According to the present invention, the freight and storing system for containerized bulk goods does not need to utilize particular freight and storing equipments and a particular site of low utilization rate. The system only needs to utilize the original container dock operation system and transportation system thus extensively reducing the costs for loading, unloading and other post distribution operations by the shore. This is another object of the present invention.
According to the present invention, the freight and storing system for containerized bulk goods uses an improved standardized container as a transportation unit, thus allowing the standardization of the container unloading measuring operation. After one measurement, there is no necessity to perform repetitive measuring operations until the goods are delivered to the users, a fact which consequently saves labor and working hours. This is a further object of the present invention.
According to the present invention, the freight and storing system for containerized bulk goods uses an improved container, the outer dimensions of which satisfy ISO standard so that the weight of the goods is consistent and can adjust to a computer customs-clearance operation which worldwide busy ports anticipate to adopt.
According to the present invention, the freight and storing system for containerized bulk goods can containerize the freight and storage of bulk goods and accommodate to the low-cost railway transportation thus expeditiously delivering the bulk goods to transferring terminals. If the system is further incorporated with the roadway transportation, the system can also expeditiously execute distribution. This is another object of the present invention.
According to the present invention, the freight and storing system for containerized bulk goods can store the goods in an enclosed container, thus it can adapt to dehydrated grains and avoid the occurrence of fermentation and decomposition thereof. The system can also adapt to dry coal powder being pulverized from coarse coal, whereby preventing self-ignition and obtaining a safer transportation process. This is another object of the present invention.

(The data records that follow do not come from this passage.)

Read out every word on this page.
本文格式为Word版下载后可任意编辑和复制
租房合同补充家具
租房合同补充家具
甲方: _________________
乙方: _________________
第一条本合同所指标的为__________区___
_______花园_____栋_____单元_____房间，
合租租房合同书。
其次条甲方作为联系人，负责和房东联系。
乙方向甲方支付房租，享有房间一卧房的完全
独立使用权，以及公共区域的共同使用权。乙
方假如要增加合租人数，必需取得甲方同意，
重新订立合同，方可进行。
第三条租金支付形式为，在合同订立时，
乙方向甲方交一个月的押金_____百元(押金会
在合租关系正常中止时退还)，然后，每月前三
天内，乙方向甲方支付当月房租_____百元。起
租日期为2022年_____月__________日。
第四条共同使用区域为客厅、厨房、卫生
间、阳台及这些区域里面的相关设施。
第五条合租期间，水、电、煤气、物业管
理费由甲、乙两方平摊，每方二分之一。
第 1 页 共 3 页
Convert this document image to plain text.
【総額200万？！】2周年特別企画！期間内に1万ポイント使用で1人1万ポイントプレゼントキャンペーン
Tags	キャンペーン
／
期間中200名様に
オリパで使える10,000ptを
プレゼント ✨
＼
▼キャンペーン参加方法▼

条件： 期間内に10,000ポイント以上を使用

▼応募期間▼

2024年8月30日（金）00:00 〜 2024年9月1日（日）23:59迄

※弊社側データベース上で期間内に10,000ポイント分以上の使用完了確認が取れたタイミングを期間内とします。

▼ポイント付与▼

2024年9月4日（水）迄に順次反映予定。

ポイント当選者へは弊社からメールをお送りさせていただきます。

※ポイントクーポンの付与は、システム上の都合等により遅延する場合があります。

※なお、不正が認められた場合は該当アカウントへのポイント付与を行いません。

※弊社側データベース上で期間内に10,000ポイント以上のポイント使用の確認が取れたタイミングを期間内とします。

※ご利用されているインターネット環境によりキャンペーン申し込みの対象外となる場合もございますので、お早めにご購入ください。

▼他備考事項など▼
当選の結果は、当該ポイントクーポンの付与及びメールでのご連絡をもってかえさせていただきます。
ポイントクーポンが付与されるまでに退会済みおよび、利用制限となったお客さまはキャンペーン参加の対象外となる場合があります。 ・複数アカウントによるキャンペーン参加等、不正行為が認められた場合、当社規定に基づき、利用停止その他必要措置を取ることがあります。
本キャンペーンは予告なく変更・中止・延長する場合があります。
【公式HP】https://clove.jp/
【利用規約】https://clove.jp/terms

A further object of the present invention is to provide an improved standard container which can adapt to the expeditious unloading of bulk goods, wherein the bottom of the container comprises two separate bottom panels which can be elevated towards the interior of the container. The two separate bottom panels can be elevated at the intersection thereof by an external force which causes the two separate bottom panels being elevated to achieve a mountain-like shape, so that the granular goods laid on the bottom panels can swiftly slide out of the container due to gravity. Therefore, the utilization of the present invention allows to unload goods expeditiously and without effort.
According to the improved standard container provided by the present invention, the container is occasionally placed above an unloading tank with a top opening during unloading and a suction filter equipment is provided with the unloading tank. Thus during the period when the two separate bottom panels of the container are elevated to perform expeditious unloading, the scattered powder which is formed is completely enclosed in the unloading tank and drawn by the suction equipment. The scattered powder is filtered by a filter screen or a water tank and is then released to the atmosphere. Therefore utilization of the improved container of the present invention will not result in the possibility of contaminating the surrounding environment during unloading. This is another object of the present invention.